Dari segi pembiayaan, berdasarkan teori, bank tidak
memberikan uang kepada nasabah untuk membeli barang, tetapi bank membelikan
barangnya terlebih dahulu, dan kemudian menyerahkan barang itu kepada nasabah
dengan pembayaran ditunda. Di sini, bank menghadapi risiko kredit, karena pembeli
dengan bayar angsur atau tunda bisa saja melakukan gagal bayar. Dari segi
penggunaan dana, terlihat dengan jelas bahwa bank mengontrol penuh penggunaan
dana yang terkait, karena membayar langsung dana yang digunakan ke penjual
barang. Asalkan bank telah memiliki pembeli pasti dari suatu barang yang telah
dibeli terlebih dahulu, maka bank tidak menghadapi risiko gagal jual. Jika
terjadi gagal bayar, bagaimana transaksi ini diselesaikan cenderung bersifat self liquidating, karena sumber
penyelesaian atau pembayaran kembali berasal dari transaksi atau barang itu
sendiri; barang yang sama dapat digunakan sebagai jaminan [4].

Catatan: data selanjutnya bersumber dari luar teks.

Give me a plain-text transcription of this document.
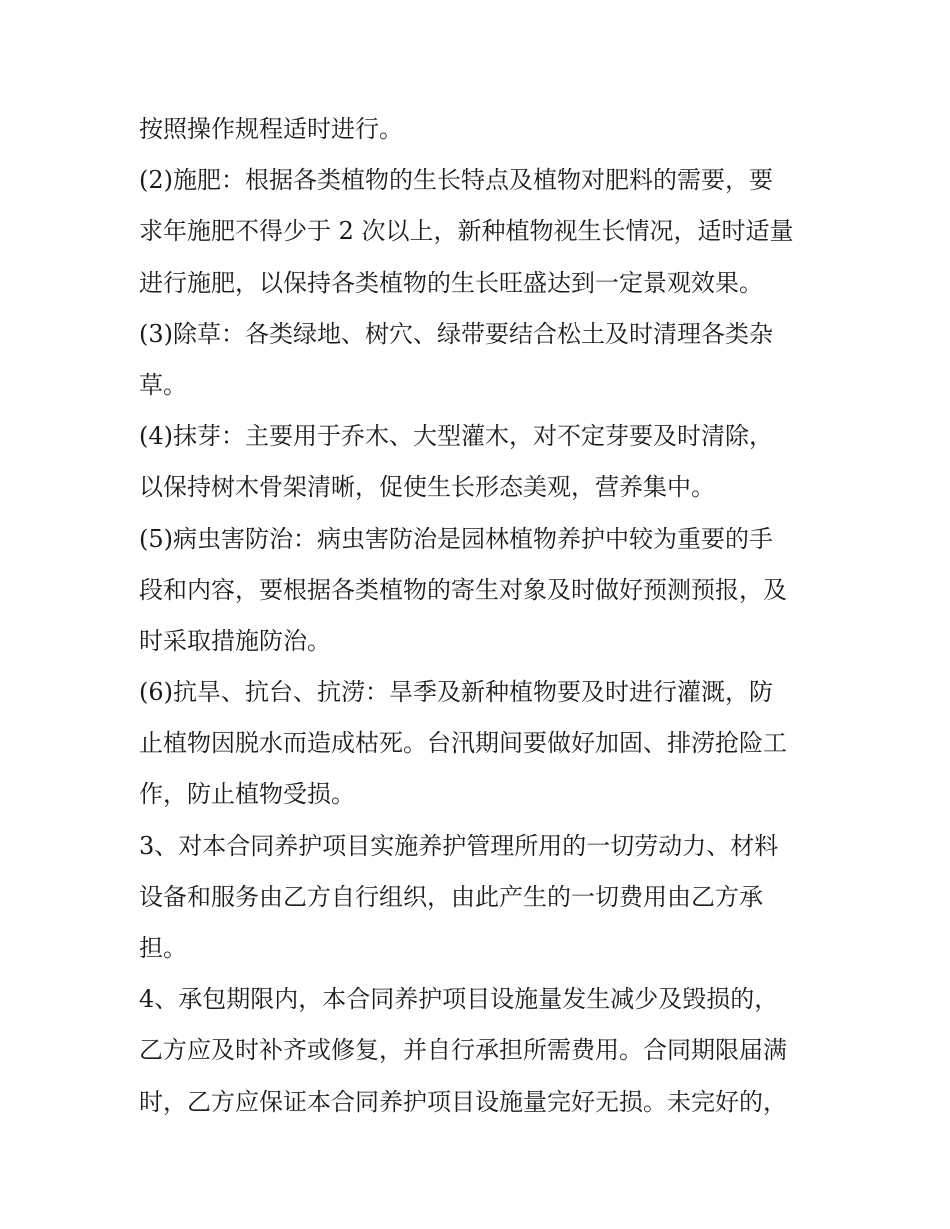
按照操作规程适时进行。
(2)施肥：根据各类植物的生长特点及植物对肥料的需要，要
求年施肥不得少于 2 次以上，新种植物视生长情况，适时适量
进行施肥，以保持各类植物的生长旺盛达到一定景观效果。
(3)除草：各类绿地、树穴、绿带要结合松土及时清理各类杂
草。
(4)抹芽：主要用于乔木、大型灌木，对不定芽要及时清除，
以保持树木骨架清晰，促使生长形态美观，营养集中。
(5)病虫害防治：病虫害防治是园林植物养护中较为重要的手
段和内容，要根据各类植物的寄生对象及时做好预测预报，及
时采取措施防治。
(6)抗旱、抗台、抗涝：旱季及新种植物要及时进行灌溉，防
止植物因脱水而造成枯死。台汛期间要做好加固、排涝抢险工
作，防止植物受损。
3、对本合同养护项目实施养护管理所用的一切劳动力、材料
设备和服务由乙方自行组织，由此产生的一切费用由乙方承
担。
4、承包期限内，本合同养护项目设施量发生减少及毁损的，
乙方应及时补齐或修复，并自行承担所需费用。合同期限届满
时，乙方应保证本合同养护项目设施量完好无损。未完好的，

Menurut Ebrahim dan Joo (2001), dan juga penulis
lainnya seperti Algoud dan Lewis (2001: 222), barang yang telah dijual dimiliki
oleh pembeli, tetapi karena pembayarannya tertunda dan diangsur, barang yang
sama dapat dijadikan jaminan bagi bank. Jaminan dilepas pada saat pembayaran
angsuran terakhir dilakukan. Mark up,
cost plus, atau marjin yang diperoleh
dari transaksi ini bersifat tetap, dan merupakan keuntungan yang diperoleh
sebagai kompensasi terhadap pelayanan yang diberikan dan risiko yang dihadapi
terhadap barang yang dibeli terlebih dahulu, serta risiko yang ada selama waktu
angsuran masih berjalan.
Dari segi pendapatan, karena harga jual diangsur
kepada bank, maka di sini terdapat unsur pemerataan pendapatan dalam suatu
kurun waktu tertentu, atau yang disebut sebagai payment atau income smoothing (Honohan, 2001). Namun, banyak
pihak berpendapat bahwa unsur mark up
atau marjin tersebut setara dengan unsur bunga, hanya saja dengan nomenklatur
yang berbeda. Jika ditinjau dari substansi apa yang dibiayai, kiranya pendapat itu
tidak tepat. Akad murabaha bukan akad
yang memberikan pinjaman uang, melainkan akad jual beli barang yang bersifat tangible, dan pembayarannya ditunda atau
diangsur (bai’ bithaman ajil). Jadi,
prima kausa dari transaksi ini adalah bukan uang seperti halnya dalam perjanjian
kredit bank konvensional, melainkan barang, yang merupakan hasil dari produktivitas
kegiatan ekonomi riel.
Menurut Gieraths, seperti yang dikutip oleh Kamali
(2006 : 110), mark up tidak sama
dengan bunga, karena yang pertama berkaitan dengan barang yang diperdagangkan,
sedangkan bunga merupakan produk dari transaksi keuangan. Untuk mempertegas
bahwa mark up bukanlah bunga, Akkas
(2009) memberikan berbagai alasan tambahan. Pertama, mark up atau marjin adalah merupakan hasil kesepakatan dari kedua
pihak yang terkait, sedangkan bunga di lain pihak cenderung ditetapkan secara
sepihak oleh pemberi pinjaman. Kedua, sebelum dijual oleh bank ke nasabahnya, secara
teoretis, barang yang diperdagangkan harus sudah merupakan milik bank, dan
secara phisik atau berdasarkan hukum berada di bawah pengawasan bank. Di sini,
bank tetap menghadapi risiko barang tidak terjual, yang merupakan dasar untuk
memperoleh keuntungan dalam konsep ”al-ghurmu
bil ghunmi”. Ketiga, transaksi pertama antara penjual dengan bank merupakan
transaksi yang terpisah dengan transaksi kedua, yaitu antara bank dengan
pembeli atau nasabahnya. Masing-masing transaksi berdiri sendiri.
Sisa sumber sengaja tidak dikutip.